HOW TO PROPERLY MANAGE THE DIET OF YOUR SENIOR HORSE?

The basis of horse nutrition – even for senior horses, remains the fodder. If your senior horse lives in a meadow, it can already be fed grass, possibly to be supplemented with hay depending on the season and the quality of the grass. However, as the horse’s aging dentition can make chewing difficult, it may be necessary to feed it plant fibres in rations distributed several times a day. Horse pellets will no longer be suitable for senior horses for the same reason as mentioned above. Flaked feed will therefore be a better option. S350 Retired Horse Feed  has been specifically developed to take into account the new energy requirements of your horse and provides this additional energy in the form of flakes and vegetable fat. It also contains prebiotics and bio-regulators of the intestinal flora which will secure the digestive transit of your horse.

 

HOW TO HELP YOUR SENIOR HORSE TO LIVE ITS RETIREMENT IN ALL SERENITY?

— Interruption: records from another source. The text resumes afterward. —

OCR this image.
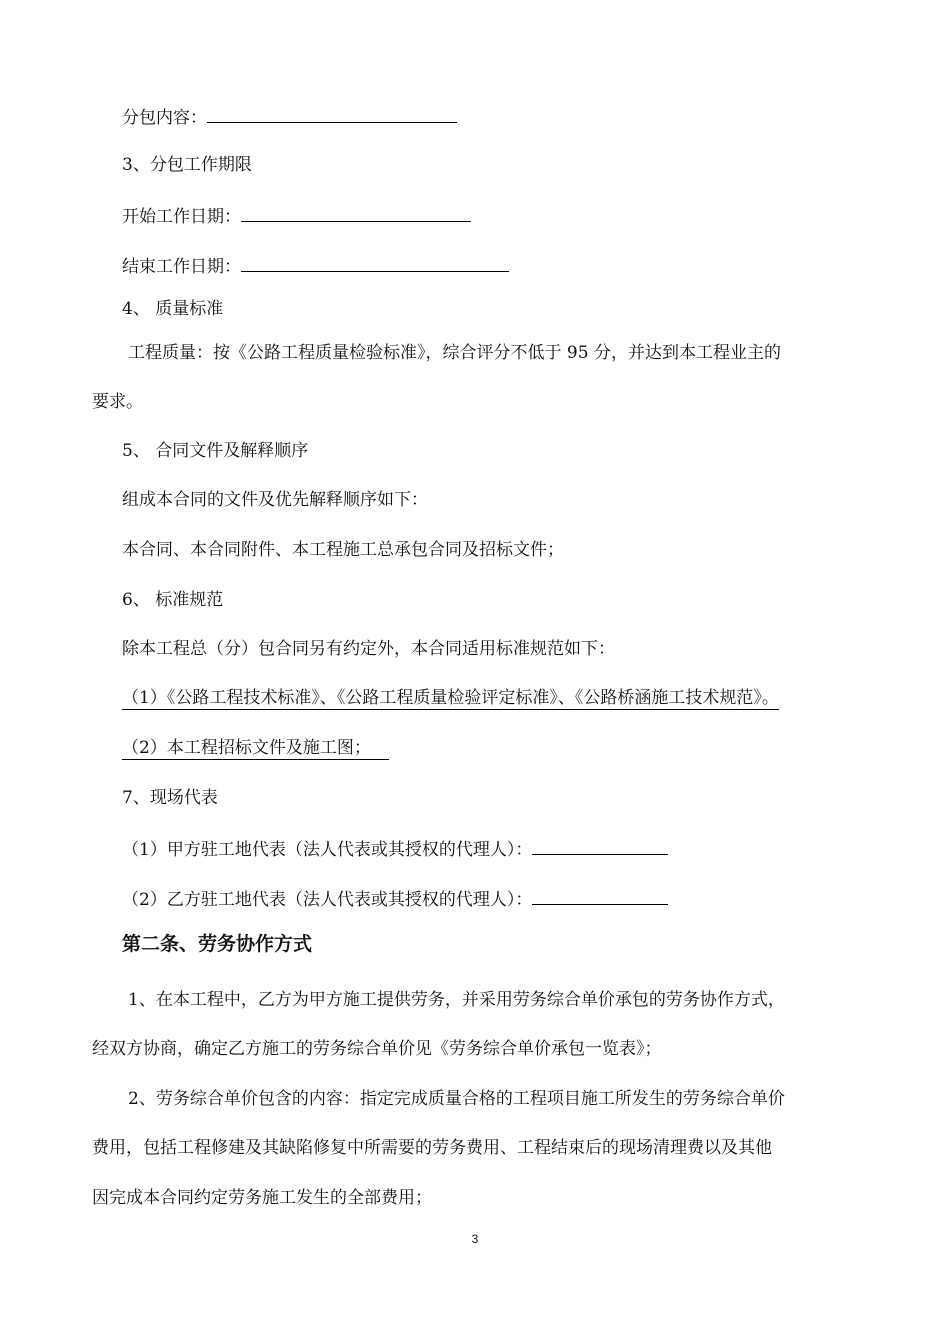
分包内容：
3、分包工作期限
开始工作日期：
结束工作日期：
4、 质量标准
工程质量：按《公路工程质量检验标准》，综合评分不低于 95 分，并达到本工程业主的
要求。
5、 合同文件及解释顺序
组成本合同的文件及优先解释顺序如下：
本合同、本合同附件、本工程施工总承包合同及招标文件；
6、 标准规范
除本工程总（分）包合同另有约定外，本合同适用标准规范如下：
（1）《公路工程技术标准》、《公路工程质量检验评定标准》、《公路桥涵施工技术规范》。
（2）本工程招标文件及施工图；
7、现场代表
（1）甲方驻工地代表（法人代表或其授权的代理人）：
（2）乙方驻工地代表（法人代表或其授权的代理人）：
第二条、劳务协作方式
1、在本工程中，乙方为甲方施工提供劳务，并采用劳务综合单价承包的劳务协作方式，
经双方协商，确定乙方施工的劳务综合单价见《劳务综合单价承包一览表》；
2、劳务综合单价包含的内容：指定完成质量合格的工程项目施工所发生的劳务综合单价
费用，包括工程修建及其缺陷修复中所需要的劳务费用、工程结束后的现场清理费以及其他
因完成本合同约定劳务施工发生的全部费用；
3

In order to guarantee the best possible dietary transition for your horse, put all the chances on your side. Here are a few tips that may prove useful:

 

  • Regular follow-up by an equine dentist and veterinarian will be necessary to ensure that it does not develop any pathology. A farrier may also consider going barefoot if conditions permit, or changing his shoes to relieve him in case of specific foot pathology.
  • Don’t hesitate to cover your senior horse in winter so that it doesn’t spend too many calories warming up. If necessary, take him to the box at night or on the coldest days if he lives in the meadow and has difficulty maintaining his condition.
  • Also, keep him/her regularly active to avoid losing too much muscle mass too quickly, to facilitate digestion, and to allow him/her to continue to be around his/her club or meadow “friends” if they continue to work.